Les deux sociétés défenderesses s’opposent aux conclusions de l’ayant-droit de l’artiste.
La société MDM, venderesse, produit aux débats de multiples photos de carpes attribuées à [E] [O], assorties ou non de leurs dimensions (pièces n°2 à 12 de la société MDM).
Leur examen montre toutefois, s’agissant des carpes dont la dimension est précisée, qu’aucune d’entre elle ne présente une largeur supérieure à 12,5 centimètres, quand la carpe litigieuse, présentée comme mesurant 12 cm de large par la maison de vente, en fait en réalité 15 cm.
L’explication donnée par la maison de vente selon laquelle la différence de taille de la carpe litigieuse avec le modèle authentique s’expliquerait par le grand nombre de tirages effectués, ne saurait ainsi être retenue, au regard de l’ampleur de la disproportion entre le modèle authentique et celui vendu, lequel était par ailleurs présenté avec des proportions conformes.

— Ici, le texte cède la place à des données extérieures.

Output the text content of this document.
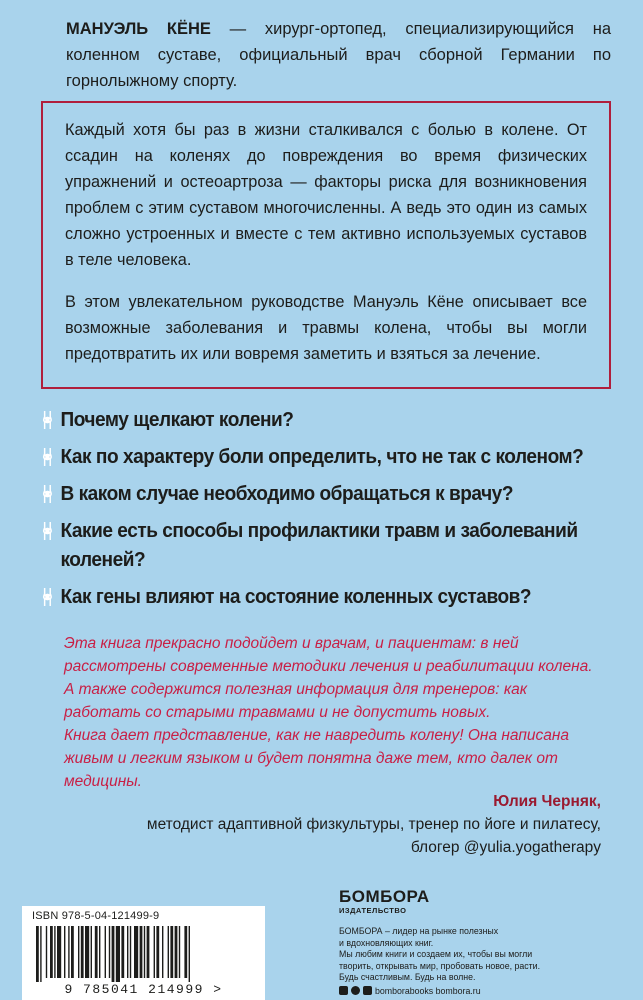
МАНУЭЛЬ КЁНЕ — хирург-ортопед, специализирующийся на коленном суставе, официальный врач сборной Германии по горнолыжному спорту.

Каждый хотя бы раз в жизни сталкивался с болью в колене. От ссадин на коленях до повреждения во время физических упражнений и остеоартроза — факторы риска для возникновения проблем с этим суставом многочисленны. А ведь это один из самых сложно устроенных и вместе с тем активно используемых суставов в теле человека.

В этом увлекательном руководстве Мануэль Кёне описывает все возможные заболевания и травмы колена, чтобы вы могли предотвратить их или вовремя заметить и взяться за лечение.

Почему щелкают колени?
Как по характеру боли определить, что не так с коленом?
В каком случае необходимо обращаться к врачу?
Какие есть способы профилактики травм и заболеваний коленей?
Как гены влияют на состояние коленных суставов?

Эта книга прекрасно подойдет и врачам, и пациентам: в ней рассмотрены современные методики лечения и реабилитации колена. А также содержится полезная информация для тренеров: как работать со старыми травмами и не допустить новых.

Книга дает представление, как не навредить колену! Она написана живым и легким языком и будет понятна даже тем, кто далек от медицины.

Юлия Черняк,
методист адаптивной физкультуры, тренер по йоге и пилатесу,
блогер @yulia.yogatherapy
ISBN 978-5-04-121499-9
9 785041 214999 >
БОМБОРА
ИЗДАТЕЛЬСТВО

БОМБОРА – лидер на рынке полезных

и вдохновляющих книг.

Мы любим книги и создаем их, чтобы вы могли

творить, открывать мир, пробовать новое, расти.

Будь счастливым. Будь на волне.

bomborabooks bombora.ru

En outre, si la société venderesse indique s’être abstenue de faire expertiser l’œuvre dont elle savait qu’elle avait été trouvée au marché aux puces, dès lors que la maison de vente [N] lui aurait indiqué que l’œuvre était authentique après avoir contacté un expert, aucun élément susceptible d’établir ces échanges n’est produit aux débats, ce d’autant que le descriptif du lot ne mentionne nullement cette certification par expert.

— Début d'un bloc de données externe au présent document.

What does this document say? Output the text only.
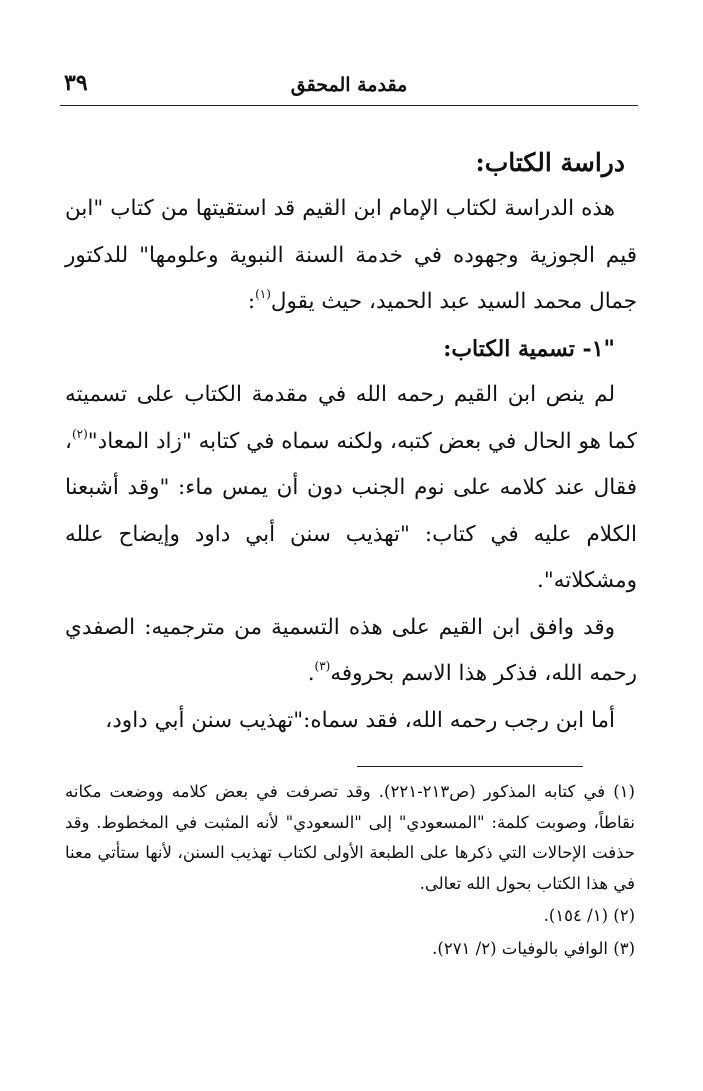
مقدمة المحقق
٣٩

دراسة الكتاب:

هذه الدراسة لكتاب الإمام ابن القيم قد استقيتها من كتاب "ابن قيم الجوزية وجهوده في خدمة السنة النبوية وعلومها" للدكتور جمال محمد السيد عبد الحميد، حيث يقول$^{(١)}$:

"١- تسمية الكتاب:

لم ينص ابن القيم رحمه الله في مقدمة الكتاب على تسميته كما هو الحال في بعض كتبه، ولكنه سماه في كتابه "زاد المعاد"$^{(٢)}$، فقال عند كلامه على نوم الجنب دون أن يمس ماء: "وقد أشبعنا الكلام عليه في كتاب: "تهذيب سنن أبي داود وإيضاح علله ومشكلاته".

وقد وافق ابن القيم على هذه التسمية من مترجميه: الصفدي رحمه الله، فذكر هذا الاسم بحروفه$^{(٣)}$.

أما ابن رجب رحمه الله، فقد سماه:"تهذيب سنن أبي داود،

(١) في كتابه المذكور (ص٢١٣-٢٢١). وقد تصرفت في بعض كلامه ووضعت مكانه نقاطاً، وصوبت كلمة: "المسعودي" إلى "السعودي" لأنه المثبت في المخطوط. وقد حذفت الإحالات التي ذكرها على الطبعة الأولى لكتاب تهذيب السنن، لأنها ستأتي معنا في هذا الكتاب بحول الله تعالى.

(٢) (١/ ١٥٤).

(٣) الوافي بالوفيات (٢/ ٢٧١).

Quant à la société de vente, elle ne corrobore pas les dires de la venderesse, relativement à la réalisation de cette expertise. Sur les démarches entreprises pour s’assurer de son authenticité, si elle explique avoir contacté l’atelier de dorure qui est intervenu sur de nombreuses sculptures de l’artiste [O] ainsi que le détenteur des archives des éditions ARTCURIAL, qui auraient confirmé son authenticité, elle n’apporte toutefois aucun élément visant à accréditer ces assertions.
En réalité, l’avis de l’héritière de l’artiste, qui est corroboré par l’examen des descriptifs de carpes de la même série produits aux débats par la société MDM, n’est pas utilement remis en cause pas les défenderesses.
Le grief fait à l’acquéreur de ne pas avoir délivré de certificat d’inauthenticité par un expert ne saurait par ailleurs être retenu, au regard de la teneur de l’avis rendu et dès lors qu’aussi bien la venderesse que la société de vente s’opposent à la demande subsidiaire visant à la réalisation d’une expertise, estimant que son authenticité serait établie, sans le besoin de la réaliser.
Dans ces conditions et sans qu’il soit besoin d’entrer plus avant dans le détail de l’argumentation des parties, il faut retenir que l’œuvre est inauthentique.
Sur le caractère excusable de l’erreur, il importe peu que l’œuvre ait été acquise à distance, par téléphone, sans que l’acquéreur ne l’ait vue au préalable, dès lors que le catalogue de vente, dont les mentions font foi, indiquait que [E] [O] en était l’auteur.
Ainsi, en achetant une œuvre inauthentique alors qu’elle était présentée comme authentique, qualité essentielle et déterminante du consentement pour une œuvre d’art, la société CBA a commis une erreur excusable.
Enfin, le fait que la société venderesse ne soit pas à l’origine de la présentation de l’objet comme authentique est indifférent quant au sort de la vente
En conséquence, l’annulation de la vente du 8 juillet 2020 sera prononcée.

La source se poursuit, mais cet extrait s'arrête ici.